Saturday, February 5, 2011

What's wrong with the rich

No nation's economy does well when any important sector of that economy becomes decoupled from the fortunes of the rest of it. That's why all those third world countries with a tiny ruling elite squatting on top of legions of starving peasants find their economies getting driven into the ground.

Here we have two important sectors (and a third less important one) decoupled from the rest: our billionaires and our unionized public sector workers, followed distantly by our permanent welfare class (who the billionaires and the public sector workers would like us to obsess about and ignore them).

What's wrong with America's billionaires is that their fortunes are no longer tied to ours. They make their money multinationally, and often from economic manipulation rather than by producing goods and services.

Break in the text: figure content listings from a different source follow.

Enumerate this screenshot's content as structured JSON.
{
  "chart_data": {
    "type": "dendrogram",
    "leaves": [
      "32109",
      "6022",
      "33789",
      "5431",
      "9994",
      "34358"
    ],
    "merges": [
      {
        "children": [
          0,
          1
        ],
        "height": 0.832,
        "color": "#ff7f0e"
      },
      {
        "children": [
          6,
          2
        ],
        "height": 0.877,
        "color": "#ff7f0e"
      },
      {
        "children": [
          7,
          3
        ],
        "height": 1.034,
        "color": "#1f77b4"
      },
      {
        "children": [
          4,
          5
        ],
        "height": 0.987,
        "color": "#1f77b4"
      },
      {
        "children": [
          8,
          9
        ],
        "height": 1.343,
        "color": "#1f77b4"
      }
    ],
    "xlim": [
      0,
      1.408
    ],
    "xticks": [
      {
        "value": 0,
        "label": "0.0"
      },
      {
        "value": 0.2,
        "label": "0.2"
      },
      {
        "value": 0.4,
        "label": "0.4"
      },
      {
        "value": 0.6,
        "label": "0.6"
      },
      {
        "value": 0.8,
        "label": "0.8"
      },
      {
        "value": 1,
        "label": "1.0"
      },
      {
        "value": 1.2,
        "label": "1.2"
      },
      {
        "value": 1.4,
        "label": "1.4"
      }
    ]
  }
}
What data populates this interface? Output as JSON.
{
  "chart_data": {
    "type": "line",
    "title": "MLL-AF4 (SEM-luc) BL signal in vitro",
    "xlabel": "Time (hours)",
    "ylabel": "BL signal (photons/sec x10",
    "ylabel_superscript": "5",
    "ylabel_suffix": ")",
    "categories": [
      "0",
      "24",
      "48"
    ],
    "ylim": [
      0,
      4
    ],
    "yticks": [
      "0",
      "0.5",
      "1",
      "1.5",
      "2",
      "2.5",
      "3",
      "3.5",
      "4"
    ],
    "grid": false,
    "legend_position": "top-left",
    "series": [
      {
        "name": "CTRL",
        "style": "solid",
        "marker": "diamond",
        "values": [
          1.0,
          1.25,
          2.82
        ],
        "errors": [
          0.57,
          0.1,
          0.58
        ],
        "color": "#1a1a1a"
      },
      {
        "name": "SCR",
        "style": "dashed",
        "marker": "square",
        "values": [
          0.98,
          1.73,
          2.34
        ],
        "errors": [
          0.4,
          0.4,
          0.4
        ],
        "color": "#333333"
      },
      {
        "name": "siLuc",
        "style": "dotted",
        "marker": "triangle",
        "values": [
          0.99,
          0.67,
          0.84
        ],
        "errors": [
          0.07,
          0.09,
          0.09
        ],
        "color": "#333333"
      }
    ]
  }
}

Most of them don't live here--they have homes in a bunch of countries, and bop about from one to another for lengths of time dictated by their tax attorneys. They aren't inconvenienced by all that travel--many of them have never set foot on a commercial airliner. And their money--already vastly more than even they can spend, or their heirs--is hedged internationally. They care about the world economy, but one country's economy--even ours--couldn't matter less to them.

It wasn't always this way. Back when the rich only made twenty times what their company's entry level people made, and when they didn't have golden parachutes, they were like ship captains.

The captain of a ship is likely to take care of the ship and its crew--at least minimally--because if the ship sinks--he sinks. Even if he survives its sinking, there he is bobbing on the sea in a lifeboat or a life vest.

We need to have every American's fortunes tied to the fortunes of the economy and the rest of us. They need not to have this.

Thus far both the billionaires and the public sector workers have won. And we've lost. Hands down.

This should not be a Republican-Democrat Conservative-Liberal issue. Eisenhower certainly would have agreed with me about this, for example.

And note that the Republicans champion the cause of the billionaires while the Democrats champion that of the public sector workers. So both parties are aligned against the rest of us as regards this issue.

I propose that by making our cause "coupling" everyone to the economy, regardless of party or power base, we can make this a bipartisan issue.


One Salient Oversight said...

I see you've fallen for the old chestnut that Unions are as blameworthy as the rich in hurting ordinary people of America.

Check out this graph. Basically it shows that union membership has been declining markedly since 1980.

Since 1980 America has produced lots more billionaires, but less union members.

Don't believe right wing anti-union propaganda. And don't embrace it in an effort to be "balanced" either.

Ehkzu said...

I fall for no chestnuts, Newton notwithstanding. My comments were directed at public sector employee unions, not unions in general. And while the right overstate the disparity between public sector workers and those in the private sector, there is, nevertheless, a significant disparity overall.

But while the billionaire class has harmed society in general, the unions' most baleful effect has been at the state and local level, where unfunded yet unchangeable pension bargains are literally bankrupting local governments. There are also tricks like basing pensions on your earnings in your last year of work, then "arranging" for so much overtime work that you get the pension of a potentate.

Just because conservatives say unions are bad doesn't prove that they're good.

Ehkzu said...

...nor was giving both as examples the same as making them equivalent--only to say that there are examples of decoupling on both sides, making it a bipartisan issue. Even if it's a 5-95% split in terms of societal damage--and i suspect it is--including public employee unions in a campaign against deoupling makes sense.

Remember, right wingers invariably try to change the subject, since facts are not their friends (likewise for ideologues on the left, for that matter), while fear and anger are.

Sean said...

I agree that unaccountable billionaires are a danger to the long-term success of the US, however, of all the problems that we face in this country, this is perhaps the least obvious. Not only is it almost ignored by almost every news outlet (internet included), but the vast majority of US citizens have absolutely no clue why we're so affected by the actions of the uber-rich.

Until a middle-class family can comfortably be sustained by a single income for "normal" people, we'll continue to slide towards the society we're quickly becoming. However, I don't see this trend being reversed anytime soon. Most people are simply not aware of this problem.